オーソドックス聖堂では、ギリシャも、アルメニアも、コプトも、ロシアもミサが捧げられる祭壇はイコノスタシス(Iconostasis:イコンの衝立て)で遮られ、「聖域」とされています(写真1)。ミサ中は当然ですが、24時間、絶対の聖域として確保しています。聖墳墓修道院に勤務するようになった当初、カルヴァリオからギリシャ祭壇の写真を撮っていたら、カルヴァリオ担当のギリシャ修道士が扉の鍵を開けてくれたので、祭壇の近くで撮っていました。すると、お墓の前に立っていた別の修道士が飛んできて、強い口調で出る様にと、そして、内陣に入る為にはエルサレム総大主教(Patriarcha)の許可を受けてからにして欲しいとも付け加えました。
日本人は「聖域」を「神がおられるところで、敬いかしこみ、あるいは、たたりを恐れて立ち入らない」と理解すると思います。キリスト教会の理解は、聖書にもとずき「世俗的使用から区別し、神の為にのみ使う領域」です。人々の「主体的奉献」がもととなっています。
オーソドックスのイコノスタシスの先は、この様な意味で、ミサを捧げる為にのみ使う聖所として奉献されているのです。ギリシャ教会は、このイコノスタシの他に「結界」として、ポルテイコ(Portico)やオックタスタイル(Octastyle:ギリシャ神殿前の八連柱)で、俗地と聖域とを区別しています。(日本では神社の鳥居、茶道での「扇子」)。
第二ヴァチカン公会議前のカトリック聖堂では聖体拝領台が「結界」の意味があり、その先は「内陣:プレスビテリウム(Presbyterium)」と言って、祭儀を行うところでした。祭儀中は聖職者(侍者)以外は立ち入ることはありませんでした。

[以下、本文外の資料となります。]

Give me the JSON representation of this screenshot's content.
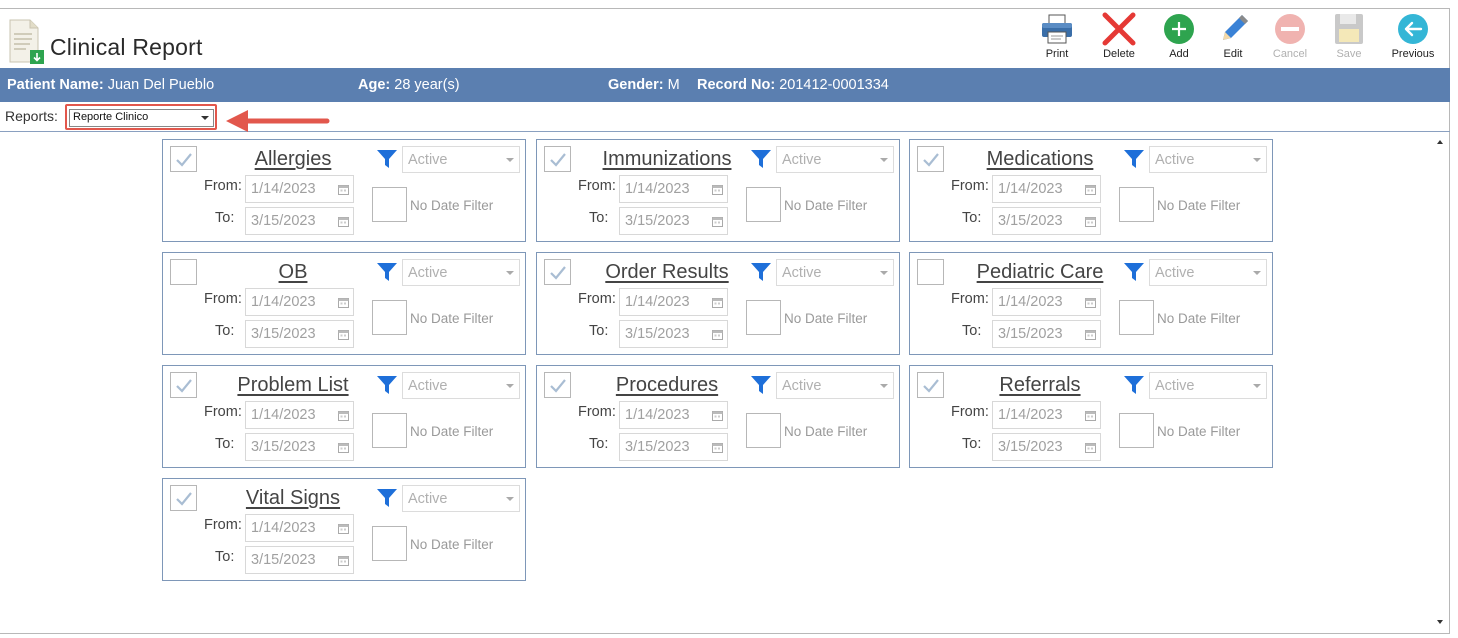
{
  "header": {
    "title": "Clinical Report",
    "toolbar": [
      {
        "id": "print",
        "label": "Print",
        "icon": "printer-icon",
        "enabled": true
      },
      {
        "id": "delete",
        "label": "Delete",
        "icon": "x-icon",
        "enabled": true
      },
      {
        "id": "add",
        "label": "Add",
        "icon": "plus-icon",
        "enabled": true
      },
      {
        "id": "edit",
        "label": "Edit",
        "icon": "pencil-icon",
        "enabled": true
      },
      {
        "id": "cancel",
        "label": "Cancel",
        "icon": "minus-circle-icon",
        "enabled": false
      },
      {
        "id": "save",
        "label": "Save",
        "icon": "floppy-icon",
        "enabled": false
      },
      {
        "id": "previous",
        "label": "Previous",
        "icon": "arrow-left-icon",
        "enabled": true
      }
    ]
  },
  "patient": {
    "name_label": "Patient Name:",
    "name": "Juan Del Pueblo",
    "age_label": "Age:",
    "age": "28 year(s)",
    "gender_label": "Gender:",
    "gender": "M",
    "record_label": "Record No:",
    "record": "201412-0001334"
  },
  "reports": {
    "label": "Reports:",
    "selected": "Reporte Clinico"
  },
  "colors": {
    "patient_bar": "#5b7fb0",
    "card_border": "#7e97b8",
    "highlight": "#e2574c",
    "funnel": "#1e6fd9"
  },
  "common": {
    "from_label": "From:",
    "to_label": "To:",
    "status_value": "Active",
    "no_date_filter": "No Date Filter"
  },
  "sections": [
    {
      "name": "Allergies",
      "checked": true,
      "from": "1/14/2023",
      "to": "3/15/2023"
    },
    {
      "name": "Immunizations",
      "checked": true,
      "from": "1/14/2023",
      "to": "3/15/2023"
    },
    {
      "name": "Medications",
      "checked": true,
      "from": "1/14/2023",
      "to": "3/15/2023"
    },
    {
      "name": "OB",
      "checked": false,
      "from": "1/14/2023",
      "to": "3/15/2023"
    },
    {
      "name": "Order Results",
      "checked": true,
      "from": "1/14/2023",
      "to": "3/15/2023"
    },
    {
      "name": "Pediatric Care",
      "checked": false,
      "from": "1/14/2023",
      "to": "3/15/2023"
    },
    {
      "name": "Problem List",
      "checked": true,
      "from": "1/14/2023",
      "to": "3/15/2023"
    },
    {
      "name": "Procedures",
      "checked": true,
      "from": "1/14/2023",
      "to": "3/15/2023"
    },
    {
      "name": "Referrals",
      "checked": true,
      "from": "1/14/2023",
      "to": "3/15/2023"
    },
    {
      "name": "Vital Signs",
      "checked": true,
      "from": "1/14/2023",
      "to": "3/15/2023"
    }
  ]
}
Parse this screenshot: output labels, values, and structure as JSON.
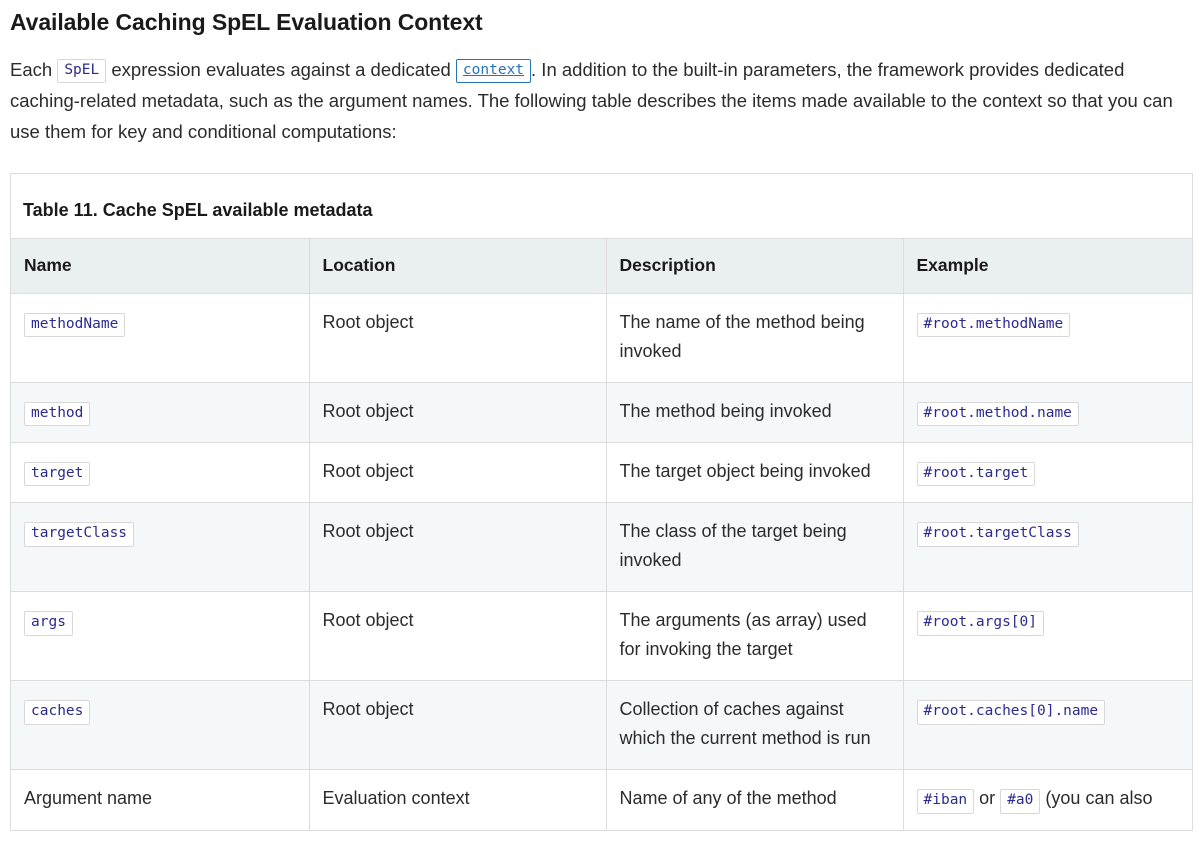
{
  "heading": "Available Caching SpEL Evaluation Context",
  "intro": {
    "part1": "Each",
    "chip_spel": "SpEL",
    "part2": "expression evaluates against a dedicated",
    "chip_context": "context",
    "part3": ". In addition to the built-in parameters, the framework provides dedicated caching-related metadata, such as the argument names. The following table describes the items made available to the context so that you can use them for key and conditional computations:"
  },
  "table": {
    "caption": "Table 11. Cache SpEL available metadata",
    "columns": [
      "Name",
      "Location",
      "Description",
      "Example"
    ],
    "rows": [
      {
        "name": "methodName",
        "name_is_code": true,
        "location": "Root object",
        "description": "The name of the method being invoked",
        "example": "#root.methodName",
        "example_extra": ""
      },
      {
        "name": "method",
        "name_is_code": true,
        "location": "Root object",
        "description": "The method being invoked",
        "example": "#root.method.name",
        "example_extra": ""
      },
      {
        "name": "target",
        "name_is_code": true,
        "location": "Root object",
        "description": "The target object being invoked",
        "example": "#root.target",
        "example_extra": ""
      },
      {
        "name": "targetClass",
        "name_is_code": true,
        "location": "Root object",
        "description": "The class of the target being invoked",
        "example": "#root.targetClass",
        "example_extra": ""
      },
      {
        "name": "args",
        "name_is_code": true,
        "location": "Root object",
        "description": "The arguments (as array) used for invoking the target",
        "example": "#root.args[0]",
        "example_extra": ""
      },
      {
        "name": "caches",
        "name_is_code": true,
        "location": "Root object",
        "description": "Collection of caches against which the current method is run",
        "example": "#root.caches[0].name",
        "example_extra": ""
      },
      {
        "name": "Argument name",
        "name_is_code": false,
        "location": "Evaluation context",
        "description": "Name of any of the method",
        "example": "#iban",
        "example_mid": "or",
        "example2": "#a0",
        "example_extra": "(you can also"
      }
    ]
  },
  "colors": {
    "code_text": "#2b2b8f",
    "link": "#2673b8",
    "header_bg": "#eaeff0",
    "stripe_bg": "#f4f8f8",
    "border": "#dcdcdc"
  }
}
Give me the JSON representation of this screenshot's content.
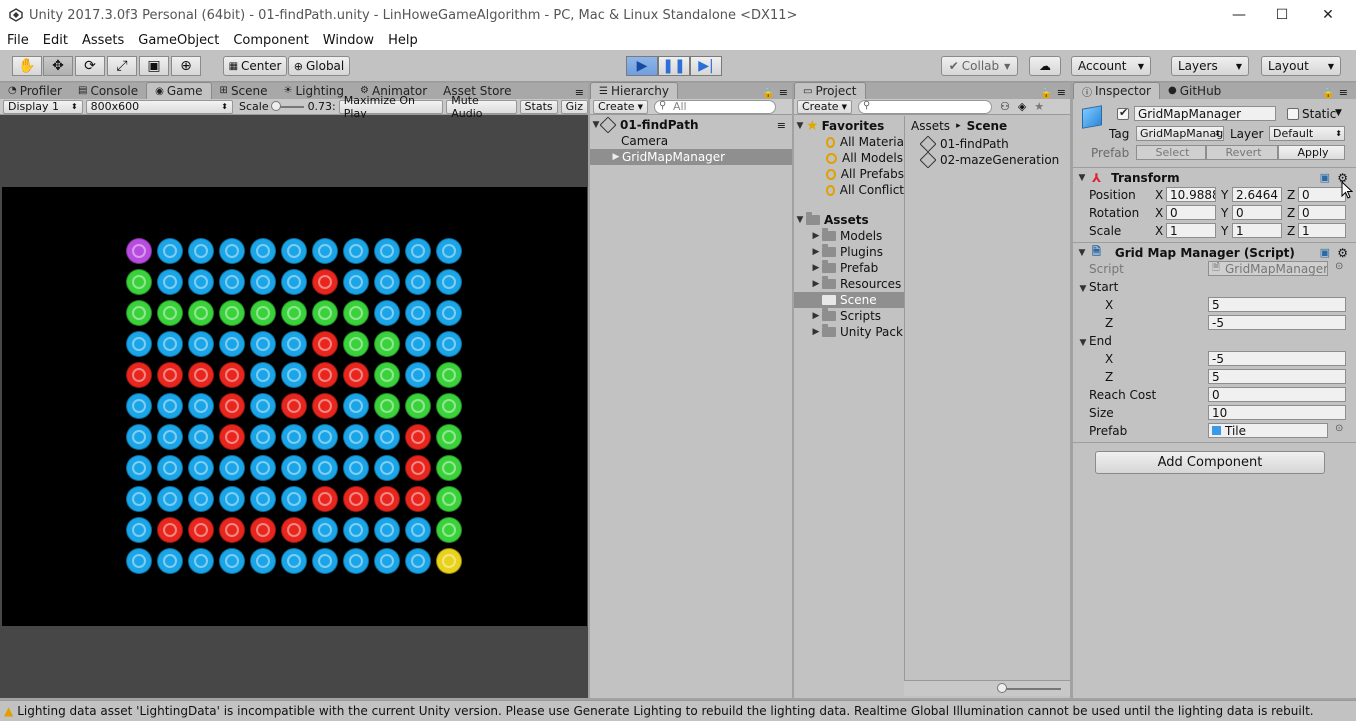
{
  "window": {
    "title": "Unity 2017.3.0f3 Personal (64bit) - 01-findPath.unity - LinHoweGameAlgorithm - PC, Mac & Linux Standalone <DX11>",
    "minimize_glyph": "—",
    "maximize_glyph": "☐",
    "close_glyph": "✕"
  },
  "menu": [
    "File",
    "Edit",
    "Assets",
    "GameObject",
    "Component",
    "Window",
    "Help"
  ],
  "toolbar": {
    "tools": [
      "hand-icon",
      "move-icon",
      "rotate-icon",
      "scale-icon",
      "rect-icon",
      "transform-icon"
    ],
    "pivot": "Center",
    "space": "Global",
    "collab": "Collab",
    "account": "Account",
    "layers": "Layers",
    "layout": "Layout"
  },
  "left_tabs": [
    "Profiler",
    "Console",
    "Game",
    "Scene",
    "Lighting",
    "Animator",
    "Asset Store"
  ],
  "game_bar": {
    "display": "Display 1",
    "resolution": "800x600",
    "scale_label": "Scale",
    "scale_value": "0.73:",
    "maximize": "Maximize On Play",
    "mute": "Mute Audio",
    "stats": "Stats",
    "gizmos": "Giz"
  },
  "grid": {
    "rows": [
      "pbbbbbbbbbb",
      "gbbbbbrbbbb",
      "ggggggggbbb",
      "bbbbbbrggbb",
      "rrrrbbrrgbg",
      "bbbrbrrbggg",
      "bbbrbbbbbrg",
      "bbbbbbbbbrg",
      "bbbbbbrrrrg",
      "brrrrrbbbbg",
      "bbbbbbbbbby"
    ],
    "colors": {
      "b": "#1aa5e8",
      "g": "#3ad23a",
      "r": "#e8261e",
      "p": "#b84ce0",
      "y": "#e8d21a"
    }
  },
  "hierarchy": {
    "tab": "Hierarchy",
    "create": "Create",
    "search_placeholder": "All",
    "scene": "01-findPath",
    "items": [
      "Camera",
      "GridMapManager"
    ]
  },
  "project": {
    "tab": "Project",
    "create": "Create",
    "favorites_label": "Favorites",
    "favorites": [
      "All Materia",
      "All Models",
      "All Prefabs",
      "All Conflict"
    ],
    "assets_label": "Assets",
    "folders": [
      "Models",
      "Plugins",
      "Prefab",
      "Resources",
      "Scene",
      "Scripts",
      "Unity Pack"
    ],
    "breadcrumb_root": "Assets",
    "breadcrumb_sep": "▸",
    "breadcrumb_current": "Scene",
    "files": [
      "01-findPath",
      "02-mazeGeneration"
    ]
  },
  "inspector": {
    "tabs": [
      "Inspector",
      "GitHub"
    ],
    "object_name": "GridMapManager",
    "static_label": "Static",
    "tag_label": "Tag",
    "tag_value": "GridMapManag",
    "layer_label": "Layer",
    "layer_value": "Default",
    "prefab_label": "Prefab",
    "prefab_select": "Select",
    "prefab_revert": "Revert",
    "prefab_apply": "Apply",
    "transform": {
      "title": "Transform",
      "position_label": "Position",
      "position": [
        "10.9888",
        "2.6464",
        "0"
      ],
      "rotation_label": "Rotation",
      "rotation": [
        "0",
        "0",
        "0"
      ],
      "scale_label": "Scale",
      "scale": [
        "1",
        "1",
        "1"
      ],
      "x": "X",
      "y": "Y",
      "z": "Z"
    },
    "script_component": {
      "title": "Grid Map Manager (Script)",
      "script_label": "Script",
      "script_value": "GridMapManager",
      "start_label": "Start",
      "start_x": "5",
      "start_z": "-5",
      "end_label": "End",
      "end_x": "-5",
      "end_z": "5",
      "reach_cost_label": "Reach Cost",
      "reach_cost": "0",
      "size_label": "Size",
      "size": "10",
      "prefab_label": "Prefab",
      "prefab_value": "Tile",
      "x": "X",
      "z": "Z"
    },
    "add_component": "Add Component"
  },
  "status": "Lighting data asset 'LightingData' is incompatible with the current Unity version. Please use Generate Lighting to rebuild the lighting data.  Realtime Global Illumination cannot be used until the lighting data is rebuilt."
}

公会議の典礼改革はこの「内陣」を取り除きました。そして、すべての信者が祭壇を取り囲むことが出来るようになりました。その結果、キリスト復活大聖堂でも、お墓でのミサに人々が中に入ってきます。しかし、日に一度の修道院ミサ(その日唯一の歌ミサ)では公会議以前からの慣習を守って、お墓はもちろん、手前の高台、フランシスカンコールスには共同司式者、侍者それに修道服を着たフランシスカン以外は立ち入いることを許していません。 信者席はトランセプトに用意します。お墓(西)とコールス(東)の空間を聖域とし、南北が信者席になります。この聖域設定は修道院ミサの時と大聖堂内での毎日のキリストの受難、死、復活を記念する行列の時です。旅行者はもちろんですが、カトリック信者も聖堂から内陣を取り除き、そして、宗教心においても聖域を考えなくなったので、聖墳墓の「聖域」理解が出来ず、「聖域」保持に苦労しています。 そして、先日、天声人語に「日本人の空間感覚」の変化についてのコラムがありました。(Web;6月27日)。「滴りのゆくえに気を使う」このごろ、電車の中で、横腹が痛いので見たら、傘の切り口が当たっていた。払いのけたら、傘の持ち主から、わびの言葉どころか、睨み返された。と話を起こして、「自分の周囲は真空」と見、「傍若無人」の人間を見かけると、ありました。
私は「豊かさ」が空間の専有を許し、空間の共有を失わせたと考えています。二間、三間の生活では家族はだれ一人として自分固有の空間を持たず、八畳の間が、四畳半の間が家族全員の空間でした。また、八畳の間が客を迎える場であり、家族団欒の場であり、寝室でもありました。同じ空間が時と場合とで、異なる意味を持つことが当然でした。
お墓前は参拝者でいつもこの様ににぎわっています(写真2)。しかし、行列でキリストの復活を記念する時は両サイドに会員が並んで、神聖な空間を醸し出します(写真3)。地鎮祭等で、しめ縄を張って祭場としているようなものと考えています。聖域には神を礼拝するためのもっとも神聖な「絶対的聖域」と祭儀を行う都度の「相対的聖域」とがありましたが、現在ではどちらをも確保することは大変です。これは人を、ものを、時間を、空間を神に奉献しなくなった現われではないでしょうか。